I have to store a tree data structure during my database, that I intend on using django-treebeard or even django-mptt. My supply of confusion is the fact that each node might be among three different possible types: root nodes will be a kind A entity, leaf nodes a kind C entity, and anything among is a type B entity. I must know the easiest method to model this case.
update: When i first attempted model inheritance, and i believe that this may be the easiest method to go. Regrettably django-treebeard's public API is not really designed additional. I wound up setting it up to utilize GenericForeignKey. Thanks greatly for that solutions.
Your three types are most likely simplest handled as FK associations using the fundamental tree.
The tree could be homogenous -- class
MyNode is really a direct subclass of
treebeard.Node. Your node may have a flag (Root, Middle, Leaf) and FK's for any or B or C. This enables you some SQL-like versatility in querying MyNode instance.
This enables your tree to develop. A node can begin like a type C (leaf) after which morph to some type B (intermediate). You alter the status, and alter the FK's.
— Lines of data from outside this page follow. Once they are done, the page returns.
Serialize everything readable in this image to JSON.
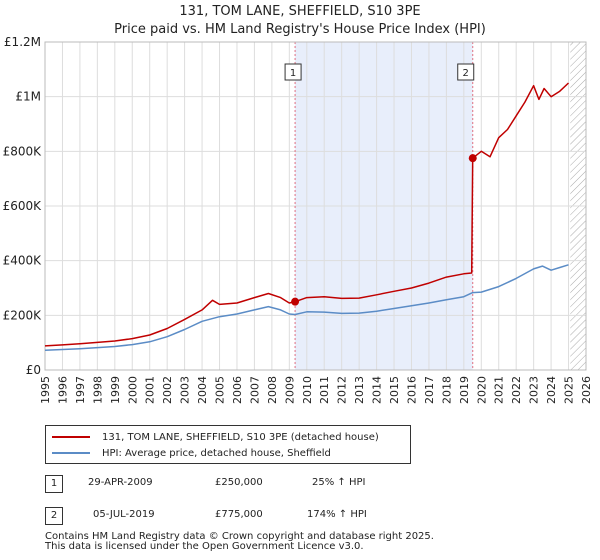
{
  "title_line1": "131, TOM LANE, SHEFFIELD, S10 3PE",
  "title_line2": "Price paid vs. HM Land Registry's House Price Index (HPI)",
  "colors": {
    "property": "#c00000",
    "hpi": "#5b8cc6",
    "shade": "#e8eefb",
    "vline": "#e07080"
  },
  "chart_data": {
    "type": "line",
    "xlim": [
      1995,
      2026
    ],
    "ylim": [
      0,
      1200000
    ],
    "x_ticks": [
      "1995",
      "1996",
      "1997",
      "1998",
      "1999",
      "2000",
      "2001",
      "2002",
      "2003",
      "2004",
      "2005",
      "2006",
      "2007",
      "2008",
      "2009",
      "2010",
      "2011",
      "2012",
      "2013",
      "2014",
      "2015",
      "2016",
      "2017",
      "2018",
      "2019",
      "2020",
      "2021",
      "2022",
      "2023",
      "2024",
      "2025",
      "2026"
    ],
    "y_ticks": [
      {
        "value": 0,
        "label": "£0"
      },
      {
        "value": 200000,
        "label": "£200K"
      },
      {
        "value": 400000,
        "label": "£400K"
      },
      {
        "value": 600000,
        "label": "£600K"
      },
      {
        "value": 800000,
        "label": "£800K"
      },
      {
        "value": 1000000,
        "label": "£1M"
      },
      {
        "value": 1200000,
        "label": "£1.2M"
      }
    ],
    "shaded_range": [
      2009.33,
      2019.51
    ],
    "future_hatch_from": 2025.1,
    "series": [
      {
        "name": "131, TOM LANE, SHEFFIELD, S10 3PE (detached house)",
        "color": "#c00000",
        "points": [
          [
            1995,
            88000
          ],
          [
            1996,
            92000
          ],
          [
            1997,
            96000
          ],
          [
            1998,
            101000
          ],
          [
            1999,
            106000
          ],
          [
            2000,
            115000
          ],
          [
            2001,
            128000
          ],
          [
            2002,
            152000
          ],
          [
            2003,
            185000
          ],
          [
            2004,
            220000
          ],
          [
            2004.6,
            255000
          ],
          [
            2005,
            240000
          ],
          [
            2006,
            245000
          ],
          [
            2007,
            265000
          ],
          [
            2007.8,
            280000
          ],
          [
            2008.5,
            265000
          ],
          [
            2009,
            245000
          ],
          [
            2009.33,
            250000
          ],
          [
            2010,
            265000
          ],
          [
            2011,
            268000
          ],
          [
            2012,
            262000
          ],
          [
            2013,
            263000
          ],
          [
            2014,
            275000
          ],
          [
            2015,
            288000
          ],
          [
            2016,
            300000
          ],
          [
            2017,
            318000
          ],
          [
            2018,
            340000
          ],
          [
            2019,
            352000
          ],
          [
            2019.45,
            355000
          ],
          [
            2019.51,
            775000
          ],
          [
            2020,
            800000
          ],
          [
            2020.5,
            780000
          ],
          [
            2021,
            850000
          ],
          [
            2021.5,
            880000
          ],
          [
            2022,
            930000
          ],
          [
            2022.5,
            980000
          ],
          [
            2023,
            1040000
          ],
          [
            2023.3,
            990000
          ],
          [
            2023.6,
            1030000
          ],
          [
            2024,
            1000000
          ],
          [
            2024.5,
            1020000
          ],
          [
            2025,
            1050000
          ]
        ]
      },
      {
        "name": "HPI: Average price, detached house, Sheffield",
        "color": "#5b8cc6",
        "points": [
          [
            1995,
            72000
          ],
          [
            1996,
            75000
          ],
          [
            1997,
            78000
          ],
          [
            1998,
            82000
          ],
          [
            1999,
            86000
          ],
          [
            2000,
            93000
          ],
          [
            2001,
            103000
          ],
          [
            2002,
            122000
          ],
          [
            2003,
            148000
          ],
          [
            2004,
            178000
          ],
          [
            2005,
            195000
          ],
          [
            2006,
            205000
          ],
          [
            2007,
            220000
          ],
          [
            2007.8,
            232000
          ],
          [
            2008.5,
            220000
          ],
          [
            2009,
            205000
          ],
          [
            2009.33,
            203000
          ],
          [
            2010,
            213000
          ],
          [
            2011,
            212000
          ],
          [
            2012,
            207000
          ],
          [
            2013,
            208000
          ],
          [
            2014,
            215000
          ],
          [
            2015,
            225000
          ],
          [
            2016,
            235000
          ],
          [
            2017,
            245000
          ],
          [
            2018,
            257000
          ],
          [
            2019,
            268000
          ],
          [
            2019.51,
            283000
          ],
          [
            2020,
            285000
          ],
          [
            2021,
            305000
          ],
          [
            2022,
            335000
          ],
          [
            2023,
            370000
          ],
          [
            2023.5,
            380000
          ],
          [
            2024,
            365000
          ],
          [
            2024.5,
            375000
          ],
          [
            2025,
            385000
          ]
        ]
      }
    ],
    "sales": [
      {
        "id": "1",
        "x": 2009.33,
        "y": 250000
      },
      {
        "id": "2",
        "x": 2019.51,
        "y": 775000
      }
    ]
  },
  "legend": [
    {
      "label": "131, TOM LANE, SHEFFIELD, S10 3PE (detached house)",
      "color": "#c00000"
    },
    {
      "label": "HPI: Average price, detached house, Sheffield",
      "color": "#5b8cc6"
    }
  ],
  "table": [
    {
      "num": "1",
      "date": "29-APR-2009",
      "price": "£250,000",
      "hpi": "25% ↑ HPI"
    },
    {
      "num": "2",
      "date": "05-JUL-2019",
      "price": "£775,000",
      "hpi": "174% ↑ HPI"
    }
  ],
  "footer_line1": "Contains HM Land Registry data © Crown copyright and database right 2025.",
  "footer_line2": "This data is licensed under the Open Government Licence v3.0."
}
The choice is a little more complicated.
class MyA( treebeard.Node ): pass class MyB( treebeard.Node ): pass class MyC( treebeard.Node ): pass
Within this situation, you cannot "morph" a node. Whenever a node begins like a
MyC, and will get children, you need to take away the original
MyC instance, and change it having a
MyB version which has a new node growing up. This is not impossible, but it may be painful.
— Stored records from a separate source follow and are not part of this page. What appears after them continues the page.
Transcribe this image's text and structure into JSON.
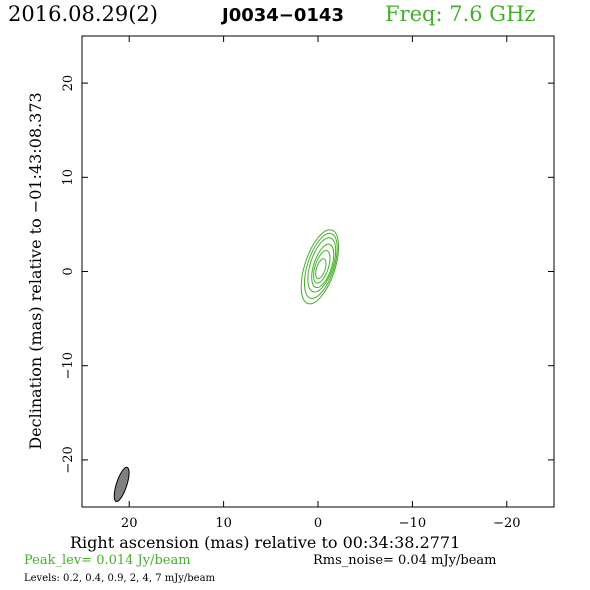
{
  "header": {
    "date": "2016.08.29(2)",
    "source": "J0034−0143",
    "freq": "Freq: 7.6 GHz"
  },
  "footer": {
    "peak": "Peak_lev=  0.014 Jy/beam",
    "rms": "Rms_noise= 0.04 mJy/beam",
    "levels": "Levels: 0.2, 0.4, 0.9,    2,    4,    7 mJy/beam"
  },
  "colors": {
    "contour": "#43b02a",
    "beam_fill": "#808080",
    "axes": "#000000"
  },
  "chart_data": {
    "type": "contour",
    "xlabel": "Right ascension (mas) relative to 00:34:38.2771",
    "ylabel": "Declination (mas) relative to −01:43:08.373",
    "xlim": [
      25,
      -25
    ],
    "ylim": [
      -25,
      25
    ],
    "xticks": [
      20,
      10,
      0,
      -10,
      -20
    ],
    "xtick_labels": [
      "20",
      "10",
      "0",
      "−10",
      "−20"
    ],
    "yticks": [
      20,
      10,
      0,
      -10,
      -20
    ],
    "ytick_labels": [
      "20",
      "10",
      "0",
      "−10",
      "−20"
    ],
    "levels_mJy_per_beam": [
      0.2,
      0.4,
      0.9,
      2,
      4,
      7
    ],
    "contours": [
      {
        "level": 0.2,
        "center": [
          -0.2,
          0.5
        ],
        "semi_major": 4.1,
        "semi_minor": 1.6,
        "pa_deg": 18
      },
      {
        "level": 0.4,
        "center": [
          -0.3,
          0.6
        ],
        "semi_major": 3.6,
        "semi_minor": 1.4,
        "pa_deg": 18
      },
      {
        "level": 0.9,
        "center": [
          -0.4,
          0.7
        ],
        "semi_major": 3.0,
        "semi_minor": 1.2,
        "pa_deg": 18
      },
      {
        "level": 2,
        "center": [
          -0.5,
          0.6
        ],
        "semi_major": 2.4,
        "semi_minor": 0.95,
        "pa_deg": 18
      },
      {
        "level": 4,
        "center": [
          -0.4,
          0.5
        ],
        "semi_major": 1.8,
        "semi_minor": 0.7,
        "pa_deg": 18
      },
      {
        "level": 7,
        "center": [
          -0.3,
          0.3
        ],
        "semi_major": 1.1,
        "semi_minor": 0.45,
        "pa_deg": 18
      }
    ],
    "beam": {
      "center": [
        20.8,
        -22.6
      ],
      "semi_major": 1.9,
      "semi_minor": 0.55,
      "pa_deg": 18
    }
  }
}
What about utilizing a generic relation in the model that will contain the tree structure towards the content object for that node it signifies?
from django.db import models from django.contrib.contenttypes.models import ContentType from django.contrib.contenttypes import generic class Node(models.Model): content_type = models.ForeignKey(ContentType) object_id = models.PositiveIntegerField() object = generic.GenericForeignKey('content_type', 'object_id')
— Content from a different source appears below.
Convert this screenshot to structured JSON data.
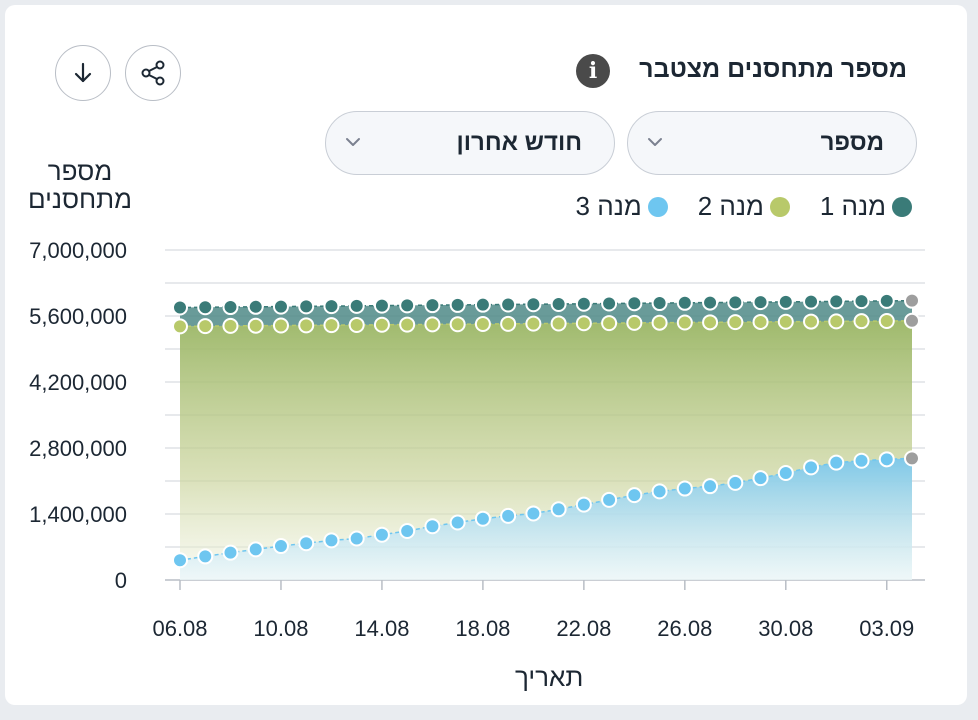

This might potentially result in many queries when locating content objects for that full tree, but you will find ways and means of reducing the amount of queries needed.
# Assuming mptt, as I'm not familiar with treebeard's API # 1 query to retrieve the tree tree = list(Node.tree.all()) # 4 queries to retrieve and cache all ContentType, A, B and C instances, respectively populate_content_object_caches(tree)
Well, a great deal has already been accomplished for you, in ways, because roots, leaves yet others happen to be naturally recognized through the tree API. You are able to call is_root() and it is_leaf() on individual nodes to differentiate them.
Leaves as well as in-betweens could possibly be the same kind of entity and contain the same kind of data, considering that the information is construed and utilized by the applying based on tests areleaf().
Roots are somewhat special... they may want to hold information pertinent towards the whole tree, and you will just like a simple way to find information about particular roots and hold extra data. You may do that having a model which has a one-to-one relationship having a root node (possibly using the save method overloaded and checking to verify the node it indicates is_root() before permitting the save).
My point overall is you might not want to get very fancy to complete what you would like. The excellence you are making has already been exemplified in the idea of the tree and it is API and also you could most likely implement different behavior with similar fundamental data by checking the context from the node.
If your tree structure is an essential part of the application, think about using another thing than the usual relational database. Maybe neo4j?